Les soldes largement excédentaires, à partir de 2001/2002, de la balance chinoise des paiements auraient permis une hausse du yuan, dès cette époque. Les autorités chinoises ont finalement, tardivement (puisqu’à partir seulement de 2005) laissé leur monnaie s’apprécier mais de manière encore insuffisante. Avec un yuan moins sous-évalué, la croissance chinoise eut été, certes, légèrement moins forte, moins fondée sur les seules exportations, mais la Chine aurait, par ailleurs, moins souffert de l'inflation, son marché intérieur se serait mieux développé et l’économie mondiale aurait été moins engorgée par l’excès de liquidité monétaire.
Pourquoi la Chine veut-elle acquérir des dettes étatiques libellées en euros ?
Tout simplement pour poursuivre sa stratégie de développement et maintenir le yuan sous évalué par rapport à l’euro.
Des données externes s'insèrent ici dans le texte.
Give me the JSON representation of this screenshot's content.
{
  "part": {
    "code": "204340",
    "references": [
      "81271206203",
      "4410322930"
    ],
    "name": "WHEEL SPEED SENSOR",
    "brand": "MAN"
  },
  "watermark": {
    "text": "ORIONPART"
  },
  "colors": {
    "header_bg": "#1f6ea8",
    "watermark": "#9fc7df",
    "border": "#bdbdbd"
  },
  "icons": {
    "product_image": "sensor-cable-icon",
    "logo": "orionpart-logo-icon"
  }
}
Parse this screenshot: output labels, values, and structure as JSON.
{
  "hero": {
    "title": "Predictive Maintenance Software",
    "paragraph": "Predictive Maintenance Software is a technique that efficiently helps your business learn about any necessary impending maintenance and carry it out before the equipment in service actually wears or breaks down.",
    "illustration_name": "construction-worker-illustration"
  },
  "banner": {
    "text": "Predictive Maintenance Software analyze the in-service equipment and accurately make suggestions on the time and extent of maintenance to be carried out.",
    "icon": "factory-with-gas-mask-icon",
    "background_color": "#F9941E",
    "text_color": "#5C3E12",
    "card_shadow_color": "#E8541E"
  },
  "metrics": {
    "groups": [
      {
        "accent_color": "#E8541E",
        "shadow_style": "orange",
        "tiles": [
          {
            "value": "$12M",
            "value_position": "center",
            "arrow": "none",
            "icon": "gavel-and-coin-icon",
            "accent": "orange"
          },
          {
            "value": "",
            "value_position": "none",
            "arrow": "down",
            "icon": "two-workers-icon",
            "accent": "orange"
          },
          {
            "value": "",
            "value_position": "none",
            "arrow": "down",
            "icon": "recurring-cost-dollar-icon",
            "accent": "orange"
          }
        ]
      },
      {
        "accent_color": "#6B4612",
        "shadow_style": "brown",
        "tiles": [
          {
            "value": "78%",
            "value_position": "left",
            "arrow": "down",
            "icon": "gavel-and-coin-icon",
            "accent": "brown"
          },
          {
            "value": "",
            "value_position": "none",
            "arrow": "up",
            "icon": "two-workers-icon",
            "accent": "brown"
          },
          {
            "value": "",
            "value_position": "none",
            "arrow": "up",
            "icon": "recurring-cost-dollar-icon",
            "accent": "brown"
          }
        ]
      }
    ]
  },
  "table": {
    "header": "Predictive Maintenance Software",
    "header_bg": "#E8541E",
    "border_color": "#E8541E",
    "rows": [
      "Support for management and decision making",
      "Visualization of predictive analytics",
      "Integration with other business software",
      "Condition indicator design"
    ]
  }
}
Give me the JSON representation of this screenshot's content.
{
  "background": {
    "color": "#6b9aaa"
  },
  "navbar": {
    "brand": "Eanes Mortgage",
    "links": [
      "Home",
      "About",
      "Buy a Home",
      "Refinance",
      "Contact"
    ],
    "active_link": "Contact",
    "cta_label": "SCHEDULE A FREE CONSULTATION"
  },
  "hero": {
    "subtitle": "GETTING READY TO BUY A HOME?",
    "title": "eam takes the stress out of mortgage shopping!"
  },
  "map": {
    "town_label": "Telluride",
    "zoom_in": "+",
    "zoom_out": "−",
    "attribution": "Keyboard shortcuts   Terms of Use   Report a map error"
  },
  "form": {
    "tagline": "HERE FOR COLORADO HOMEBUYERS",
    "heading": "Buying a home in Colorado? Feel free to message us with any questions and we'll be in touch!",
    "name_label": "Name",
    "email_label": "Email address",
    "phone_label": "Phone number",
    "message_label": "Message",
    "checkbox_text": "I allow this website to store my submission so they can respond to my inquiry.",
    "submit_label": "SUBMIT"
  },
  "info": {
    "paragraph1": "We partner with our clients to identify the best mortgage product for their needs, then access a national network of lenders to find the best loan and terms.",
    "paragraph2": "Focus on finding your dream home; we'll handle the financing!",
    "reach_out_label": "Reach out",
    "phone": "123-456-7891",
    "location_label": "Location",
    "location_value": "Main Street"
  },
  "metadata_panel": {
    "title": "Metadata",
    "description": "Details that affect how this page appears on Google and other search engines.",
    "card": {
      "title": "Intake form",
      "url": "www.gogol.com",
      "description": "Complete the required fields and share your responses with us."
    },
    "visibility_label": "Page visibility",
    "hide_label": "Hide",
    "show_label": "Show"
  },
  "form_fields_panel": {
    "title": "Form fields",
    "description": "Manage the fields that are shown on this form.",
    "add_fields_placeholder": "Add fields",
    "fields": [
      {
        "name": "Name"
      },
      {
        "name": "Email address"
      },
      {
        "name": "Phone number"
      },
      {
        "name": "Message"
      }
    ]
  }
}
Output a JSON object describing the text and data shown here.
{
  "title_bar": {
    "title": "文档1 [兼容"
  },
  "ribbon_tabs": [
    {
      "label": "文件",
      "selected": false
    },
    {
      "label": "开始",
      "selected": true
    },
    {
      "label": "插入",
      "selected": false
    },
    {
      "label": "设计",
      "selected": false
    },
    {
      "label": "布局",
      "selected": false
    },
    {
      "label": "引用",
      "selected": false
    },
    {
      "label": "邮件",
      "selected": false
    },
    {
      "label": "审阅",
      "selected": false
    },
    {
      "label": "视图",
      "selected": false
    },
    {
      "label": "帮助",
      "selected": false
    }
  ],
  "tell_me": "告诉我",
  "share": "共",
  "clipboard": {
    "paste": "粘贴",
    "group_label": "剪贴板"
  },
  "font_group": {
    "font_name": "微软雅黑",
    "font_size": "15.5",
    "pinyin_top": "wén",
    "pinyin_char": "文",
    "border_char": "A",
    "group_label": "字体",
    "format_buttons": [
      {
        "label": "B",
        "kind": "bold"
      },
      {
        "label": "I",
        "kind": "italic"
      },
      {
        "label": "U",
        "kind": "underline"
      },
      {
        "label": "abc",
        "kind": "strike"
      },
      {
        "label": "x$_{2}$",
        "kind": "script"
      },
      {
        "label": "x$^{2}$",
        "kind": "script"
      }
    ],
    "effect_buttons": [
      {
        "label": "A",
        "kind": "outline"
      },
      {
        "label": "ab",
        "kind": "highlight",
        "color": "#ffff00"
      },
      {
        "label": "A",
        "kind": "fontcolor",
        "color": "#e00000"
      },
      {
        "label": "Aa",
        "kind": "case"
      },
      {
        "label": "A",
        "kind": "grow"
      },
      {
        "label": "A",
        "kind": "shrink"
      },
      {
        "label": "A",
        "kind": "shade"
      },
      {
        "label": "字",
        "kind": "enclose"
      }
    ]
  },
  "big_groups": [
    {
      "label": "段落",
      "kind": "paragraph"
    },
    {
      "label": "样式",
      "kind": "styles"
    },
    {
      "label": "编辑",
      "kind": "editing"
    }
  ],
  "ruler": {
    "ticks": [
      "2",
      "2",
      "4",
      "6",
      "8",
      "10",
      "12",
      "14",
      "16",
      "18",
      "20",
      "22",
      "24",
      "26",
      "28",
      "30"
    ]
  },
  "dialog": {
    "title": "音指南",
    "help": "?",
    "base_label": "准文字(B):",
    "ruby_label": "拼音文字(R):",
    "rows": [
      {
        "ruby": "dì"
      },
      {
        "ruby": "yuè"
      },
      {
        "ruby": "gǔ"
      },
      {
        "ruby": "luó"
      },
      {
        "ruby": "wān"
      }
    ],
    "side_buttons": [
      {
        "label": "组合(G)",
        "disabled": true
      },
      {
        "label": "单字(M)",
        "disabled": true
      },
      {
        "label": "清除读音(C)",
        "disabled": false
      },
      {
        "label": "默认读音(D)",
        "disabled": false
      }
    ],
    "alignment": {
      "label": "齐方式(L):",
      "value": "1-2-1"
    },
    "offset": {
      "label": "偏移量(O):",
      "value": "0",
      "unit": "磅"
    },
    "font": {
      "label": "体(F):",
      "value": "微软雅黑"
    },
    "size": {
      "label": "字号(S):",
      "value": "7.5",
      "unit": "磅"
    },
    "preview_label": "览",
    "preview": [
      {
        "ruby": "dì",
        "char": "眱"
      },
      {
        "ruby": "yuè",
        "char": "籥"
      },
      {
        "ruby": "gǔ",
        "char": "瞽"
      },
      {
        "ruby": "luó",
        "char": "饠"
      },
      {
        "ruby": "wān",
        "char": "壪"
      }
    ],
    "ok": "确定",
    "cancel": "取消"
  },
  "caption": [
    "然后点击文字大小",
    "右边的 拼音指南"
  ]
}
Par ailleurs, la rentabilité des titres de dettes publiques libellées en euros est bien meilleure que celle des titres de dettes publiques libellées en dollars, ce qui permet à la banque centrale chinoise de faire d’une pierre deux coups : diversifier ses réserves de change tout en leur assurant une meilleure rentabilité immédiate. La Chine ne croit guère au risque de défaut de certains pays de la zone euro, mais en toute hypothèse elle ne recherche pas à faire des placements mais surtout à ancrer solidement son industrie dans le système économique mondial en continuant à profiter du système de protectionnisme monétaire à l’abri duquel elle a assuré la formidable expansion de son économie. L’Europe lui fournit un relai pour quelques années avant que les effondrements relatifs des économies européennes et américaines ne l’incitent à assurer son développement par son marché intérieur. Mais cela sera une autre histoire.
Globalement, pourtant la zone euro n’a pas besoin, pour le moment en tout cas, de concours extérieurs. Le solde des opérations courantes, financières et en capital de la zone euro est quasiment à l’équilibre. Les pays excédentaires de la zone euro (Allemagne, Pays bas, Autriche) pourraient assurer le financement des pays déficitaires. Ils ne le font pas, parce que leurs agents privés et publics n’ont plus confiance dans les économies des pays déficitaires.
(1)Lors de l’émission de télévision du 5 janvier 2011 de France 2 « Face aux Français ».
(2)Directives pour la gestion de réserves de change du 20 septembre 2001du Fonds Monétaire International téléchargeable sur http://www.imf.org/external/np/mae/ferm/fra/guidef.pdf Discours du gouverneur de la Banque de France du 1er octobre 2007 sur « les implications systémiques de l’accumulation des réserves de change» ; téléchargeable sur http://www.banque-france.fr/fr/instit/telechar/discours/disc20071001.pdf
(3)Rapport n° 80 du Conseil d'Analyse Economique sur « la politique de change de l'euro » ; en particulier Michel Didier (pages 40 et s.) ; téléchargeable sur http://www.cae.gouv.fr/IMG/pdf/080.pdf.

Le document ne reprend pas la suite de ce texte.